Out of the 1,061 positions advertised, Kalenjin and the Kikuyu ethnic communities took 788 slots, representing 57 percent of the total. That violated the 33.3 percent threshold set by National Cohesion and Integration Act 2008 for any Kenyan community to hold jobs in a public institution.

While opportunities for employment remain at an all-time low, universities and colleges continue to pump at least 50,000 graduates into the job market every year.

A 2018 study by the European Journal of Social Sciences on the causes of unemployment among university graduates (case study Garissa) concludes that: “Causes of unemployment including corruption, nepotism and favoritism should be discouraged and proper mechanisms put in place. Knee-jerk reactions will not help in solving a problem of such magnitude. If a lasting solution is not found on these issues, the problem of unemployment in Kenya will never be won.”

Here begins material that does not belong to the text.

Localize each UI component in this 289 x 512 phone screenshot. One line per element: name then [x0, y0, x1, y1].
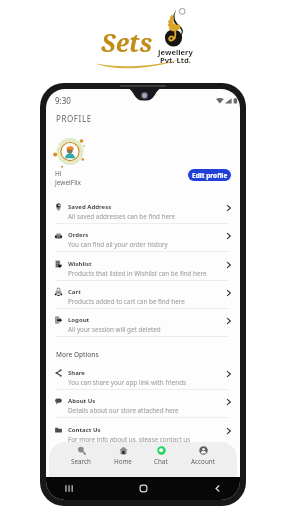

Corruption in Kenya is endemic, and even those with a thirst for education find themselves victims. The Eldoret saga in which students were conned out of about Sh 1 billion for non-existent scholarships to Finland is a case in point.

When US President Barack Obama paid a visit to Kenya in 2015, he pointed out that the country loses 250,000 jobs every year due to corruption. In 2021, President Uhuru Kenyata shocked the nation when he said the government lost Sh2 billion daily to corruption. It is left to imagine how many people such money could pay.